Curiously, a closer look at the group’s filing reveals a return address not in New York City but in Colorado.
That address belongs to Jon Anderson, a lobbyist whose “practice is focused on corporate compliance and representing clients before federal, state and local government,” according to the website of his firm, Holland & Hart.
A consultant for the PAC, Mike Ciletti, also from Colorado, is also a lobbyist. He has his own group, New West Public Affairs, which he co-founded in 2009, according to his LinkedIn profile. His clients include the Community Financial Services Association, the trade association for payday lenders, which are often accused of predatory lending.
Anderson didn’t return a call, and Ciletti responded to interview requests with frustration that his activity with the PAC had placed him in the spotlight. “Personally I am waiting to see what other email addresses, phone numbers you can find to try to reach me at. Hats off to you,” he said in an email. “I am not interested in going on the record at this point, perhaps in the future. The focus should be on the candidates.”

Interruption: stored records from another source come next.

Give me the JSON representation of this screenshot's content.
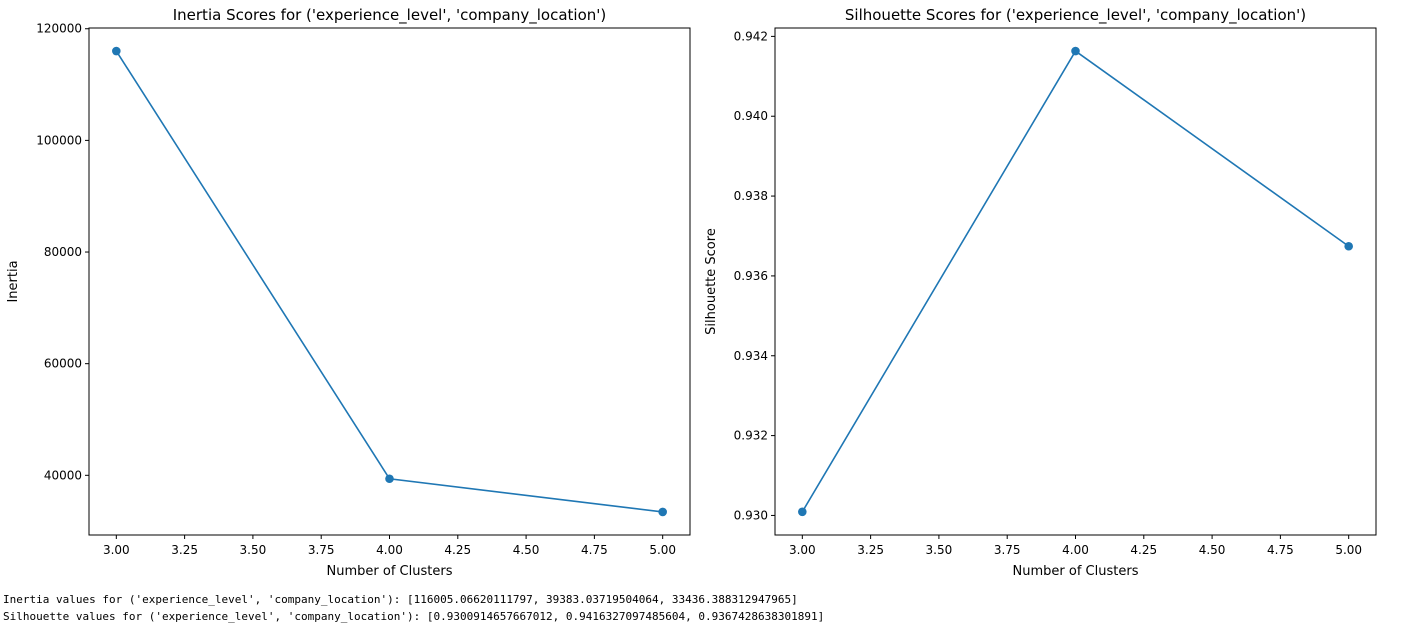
{
  "chart_data": [
    {
      "type": "line",
      "title": "Inertia Scores for ('experience_level', 'company_location')",
      "xlabel": "Number of Clusters",
      "ylabel": "Inertia",
      "x": [
        3,
        4,
        5
      ],
      "series": [
        {
          "values": [
            116005.06620111797,
            39383.03719504064,
            33436.388312947965
          ]
        }
      ],
      "xlim": [
        2.9,
        5.1
      ],
      "ylim": [
        29307.95,
        120133.5
      ],
      "xticks": [
        "3.00",
        "3.25",
        "3.50",
        "3.75",
        "4.00",
        "4.25",
        "4.50",
        "4.75",
        "5.00"
      ],
      "yticks": [
        "40000",
        "60000",
        "80000",
        "100000",
        "120000"
      ],
      "grid": false,
      "color": "#1f77b4"
    },
    {
      "type": "line",
      "title": "Silhouette Scores for ('experience_level', 'company_location')",
      "xlabel": "Number of Clusters",
      "ylabel": "Silhouette Score",
      "x": [
        3,
        4,
        5
      ],
      "series": [
        {
          "values": [
            0.9300914657667012,
            0.9416327097485604,
            0.9367428638301891
          ]
        }
      ],
      "xlim": [
        2.9,
        5.1
      ],
      "ylim": [
        0.92951,
        0.94221
      ],
      "xticks": [
        "3.00",
        "3.25",
        "3.50",
        "3.75",
        "4.00",
        "4.25",
        "4.50",
        "4.75",
        "5.00"
      ],
      "yticks": [
        "0.930",
        "0.932",
        "0.934",
        "0.936",
        "0.938",
        "0.940",
        "0.942"
      ],
      "grid": false,
      "color": "#1f77b4"
    }
  ],
  "output": {
    "inertia_line": "Inertia values for ('experience_level', 'company_location'): [116005.06620111797, 39383.03719504064, 33436.388312947965]",
    "silhouette_line": "Silhouette values for ('experience_level', 'company_location'): [0.9300914657667012, 0.9416327097485604, 0.9367428638301891]"
  }
}
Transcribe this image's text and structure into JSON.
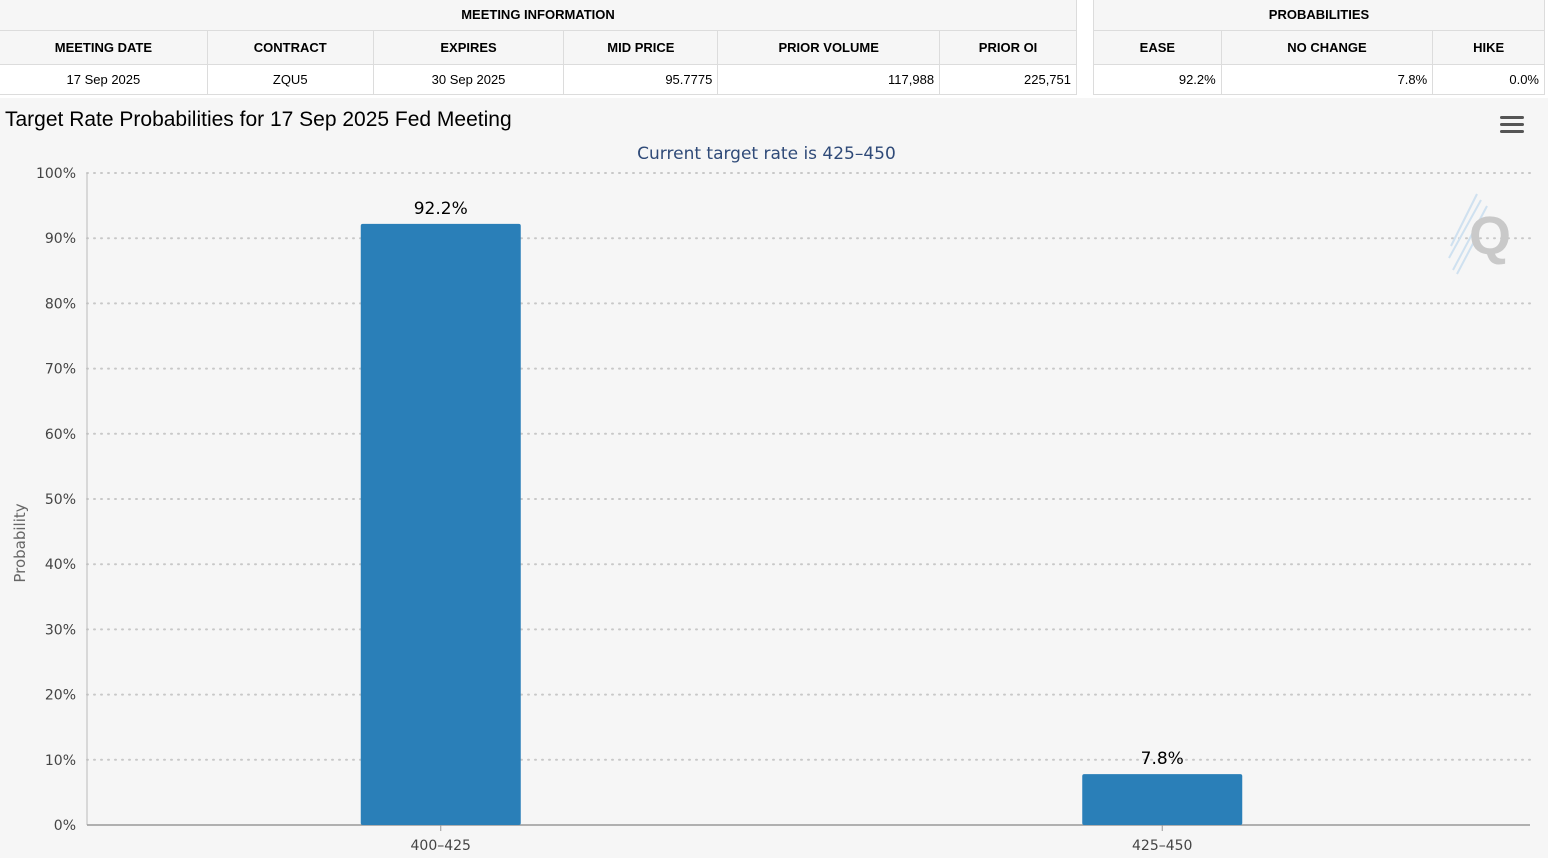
{
  "meeting_info": {
    "section_title": "MEETING INFORMATION",
    "columns": [
      "MEETING DATE",
      "CONTRACT",
      "EXPIRES",
      "MID PRICE",
      "PRIOR VOLUME",
      "PRIOR OI"
    ],
    "row": [
      "17 Sep 2025",
      "ZQU5",
      "30 Sep 2025",
      "95.7775",
      "117,988",
      "225,751"
    ]
  },
  "probabilities": {
    "section_title": "PROBABILITIES",
    "columns": [
      "EASE",
      "NO CHANGE",
      "HIKE"
    ],
    "row": [
      "92.2%",
      "7.8%",
      "0.0%"
    ]
  },
  "chart_data": {
    "type": "bar",
    "title": "Target Rate Probabilities for 17 Sep 2025 Fed Meeting",
    "subtitle": "Current target rate is 425–450",
    "xlabel": "",
    "ylabel": "Probability",
    "categories": [
      "400–425",
      "425–450"
    ],
    "values": [
      92.2,
      7.8
    ],
    "data_labels": [
      "92.2%",
      "7.8%"
    ],
    "ylim": [
      0,
      100
    ],
    "yticks": [
      0,
      10,
      20,
      30,
      40,
      50,
      60,
      70,
      80,
      90,
      100
    ],
    "ytick_labels": [
      "0%",
      "10%",
      "20%",
      "30%",
      "40%",
      "50%",
      "60%",
      "70%",
      "80%",
      "90%",
      "100%"
    ],
    "grid": true,
    "bar_color": "#2a7fb8",
    "subtitle_color": "#2f4a78"
  },
  "icons": {
    "menu": "menu-icon",
    "watermark": "q-watermark-icon"
  }
}
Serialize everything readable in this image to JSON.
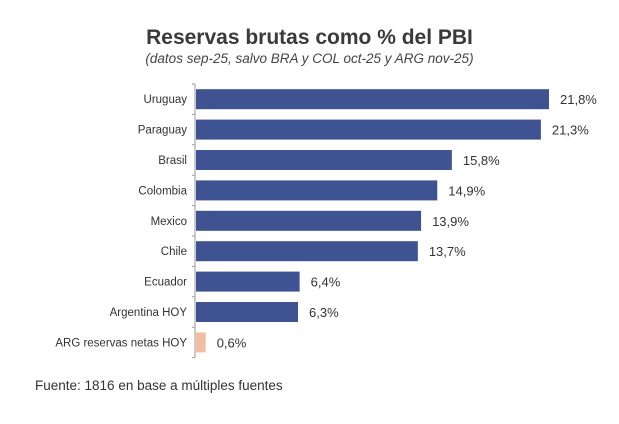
{
  "chart_data": {
    "type": "bar",
    "orientation": "horizontal",
    "title": "Reservas brutas como % del PBI",
    "subtitle": "(datos sep-25, salvo BRA y COL oct-25 y ARG nov-25)",
    "categories": [
      "Uruguay",
      "Paraguay",
      "Brasil",
      "Colombia",
      "Mexico",
      "Chile",
      "Ecuador",
      "Argentina HOY",
      "ARG reservas netas HOY"
    ],
    "values": [
      21.8,
      21.3,
      15.8,
      14.9,
      13.9,
      13.7,
      6.4,
      6.3,
      0.6
    ],
    "labels": [
      "21,8%",
      "21,3%",
      "15,8%",
      "14,9%",
      "13,9%",
      "13,7%",
      "6,4%",
      "6,3%",
      "0,6%"
    ],
    "colors": [
      "#3f5292",
      "#3f5292",
      "#3f5292",
      "#3f5292",
      "#3f5292",
      "#3f5292",
      "#3f5292",
      "#3f5292",
      "#f4bca3"
    ],
    "xlim": [
      0,
      22
    ],
    "grid": false,
    "legend": "none",
    "xlabel": "",
    "ylabel": ""
  },
  "source": "Fuente: 1816 en base a múltiples fuentes"
}
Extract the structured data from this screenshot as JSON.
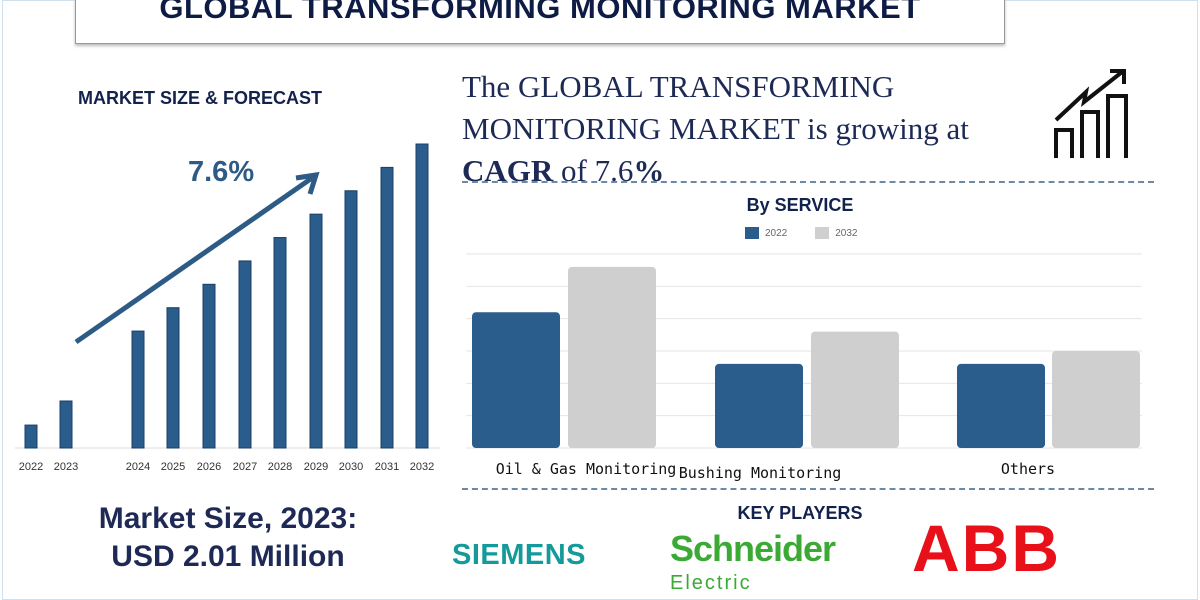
{
  "title": "GLOBAL TRANSFORMING MONITORING MARKET",
  "left_heading": "MARKET SIZE & FORECAST",
  "cagr_label": "7.6%",
  "headline": {
    "line1": "The GLOBAL TRANSFORMING",
    "line2": "MONITORING MARKET is growing at",
    "cagr_word": "CAGR",
    "of": " of 7.6",
    "pct": "%"
  },
  "icon": "bar-chart-growth-arrow-icon",
  "market_size": {
    "line1": "Market Size, 2023:",
    "line2": "USD 2.01 Million"
  },
  "key_players": {
    "heading": "KEY PLAYERS",
    "players": [
      "SIEMENS",
      "Schneider Electric",
      "ABB"
    ]
  },
  "colors": {
    "navy": "#13224d",
    "bar_blue": "#2a5c8c",
    "bar_gray": "#cfcfcf",
    "siemens": "#139a9a",
    "schneider": "#3aaa35",
    "abb": "#e8111a"
  },
  "chart_data": [
    {
      "type": "bar",
      "title": "MARKET SIZE & FORECAST",
      "categories": [
        "2022",
        "2023",
        "2024",
        "2025",
        "2026",
        "2027",
        "2028",
        "2029",
        "2030",
        "2031",
        "2032"
      ],
      "values": [
        0.98,
        2.01,
        5.0,
        6.0,
        7.0,
        8.0,
        9.0,
        10.0,
        11.0,
        12.0,
        13.0
      ],
      "annotation": "7.6%",
      "grid": false
    },
    {
      "type": "bar",
      "title": "By SERVICE",
      "categories": [
        "Oil & Gas Monitoring",
        "Bushing Monitoring",
        "Others"
      ],
      "series": [
        {
          "name": "2022",
          "values": [
            4.2,
            2.6,
            2.6
          ],
          "color": "#2a5c8c"
        },
        {
          "name": "2032",
          "values": [
            5.6,
            3.6,
            3.0
          ],
          "color": "#cfcfcf"
        }
      ],
      "ylim": [
        0,
        6
      ],
      "grid": true,
      "legend": "top-center"
    }
  ]
}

At first glance, Make America Great Again PAC seems like it could be a so-called scam PAC, or a fake political operation intended to do nothing more than help its founders get rich. Scam PACs have been cropping up since the rise of the Tea Party. A Politico investigation in January found that of the $43 million that 33 PACs together raised in the 2014 election cycle, only $3 million was spent on candidates. The rest, well…
But Trump seemed to quash those concerns when in mid-July he attended a 200-person fundraiser organized by Make America Great Again PAC at a private home in Manhattan. “It was a combination of friends that have known Mr. Trump for years while others were meeting with him for the first time,” press-shy Ciletti told the press.
Make America Great Again PAC is one of four PACs supporting Trump’s candidacy, though it is the only one to receive his endorsement in the form of a fundraiser appearance.
It might even be said that, when you really assess the pillars of Trump’s campaign platform, he might be known as the Buddy Roemer of 2016—if Trump weren’t so bombastic and intent on incessant racial insensitivity.
To the extent that he is selling a political philosophy, it’s this: “I’m really rich.” He’s not just bragging when he says that. What he means is that the system is so broken that anyone who is not really rich is at the mercy of their financial backers. “I’m really rich” is Trump’s way of saying he is, by virtue of his terrific wealth, incorruptible.
Trump is a cynic. In his view, the only way to fix the broken process by which candidates are elected using massive sums of money funneled to them by shadow organizations and power-hungry billionaires looking to get favors in return is to evade the process altogether by supporting someone like him—someone with the capacity to be their own biggest donor, and thus to answer to no one but themselves.
In his June 16 announcement speech, Trump mentioned lobbyists six times.
“I’ve watched politicians,” he said. “They will never make America great again. They don’t even have a chance. They’re controlled fully—they’re controlled fully by the lobbyists, and by the special interests, fully.”
Ford Motor, Trump complained, was going to build a $2.5 billion car factory in Mexico, and if anyone besides him were president, they couldn’t do a thing to stop it. “They’re going to get a call from the donors or probably from the lobbyist for Ford and say, ‘You can’t do that to Ford, because Ford takes care of me and I take care of you, and you can’t do that to Ford.’”
President Trump, of course, could do whatever he pleased to Ford. “I’m using my own money,” he said. “I’m not using the lobbyists. I’m not using donors. I don’t care. I’m really rich.”